Intro: How do people approach ICTs?

How do people approach ICTS?

Attitudes toward ICTs are overwhelmingly positive: When I visited to conduct this research project, two of the town's main roads had been dug up to lay new pipes and cables. This work had a huge effect on lives of people in the town, but the temporary inconvenience of the project was accepted as a fair price for development. Even local restaurant owners whose business was reduced because people could no longer sit outside the restaurants to eat dinner were positive that the results of the project would be worth the inconvenience caused; this way of thinking can also be seen as a reflection of people's attitudes toward China's rapid development more generally.

Both physical and virtual connectivity has hugely increased in the town in the past ten years due to major infrastructure investments. Talking about the effects of the Internet on the lives of townspeople, one local teacher said that ten years ago everyone wanted to move out of small towns into the cities but now living in the countryside could be even better than in cities as information travels rapidly throughout China via the Internet, and improved roads and public transport mean that it is easy to travel to the city.
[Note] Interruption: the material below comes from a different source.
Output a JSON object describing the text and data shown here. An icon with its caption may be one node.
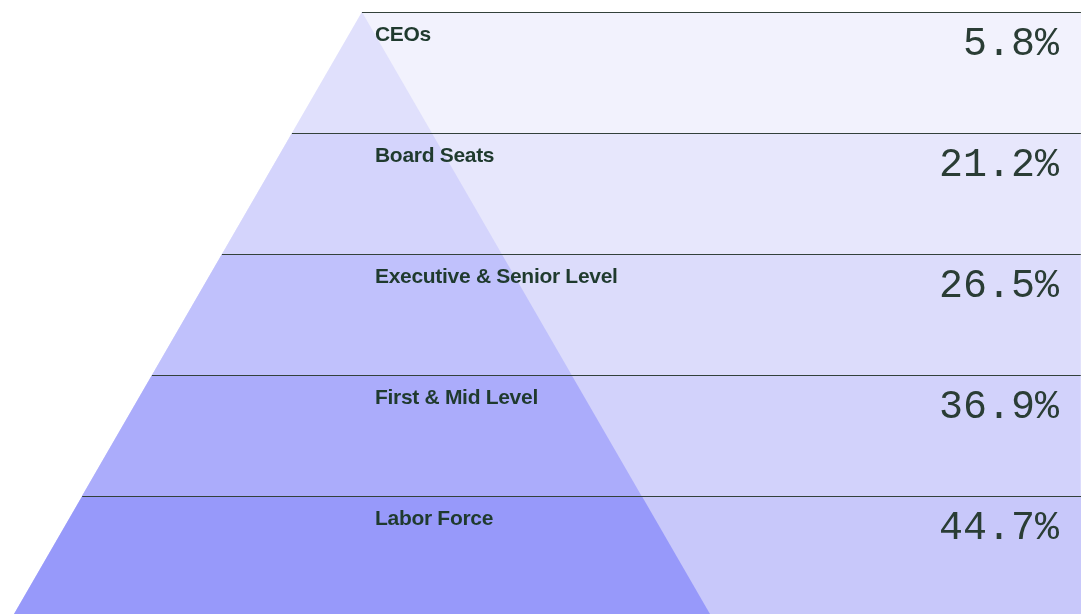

There is a strong domestic discourse of China as a developing country. This discourse means that problems associated with development, such as these road works, are accepted as part of hope for a better future. ICTs are generally seen as overwhelmingly positive and several people expressed the idea that the problems associated with these technologies (such as their effects on children's studies and social relations) are seen as something that will normalize as the technology becomes domesticated.[1]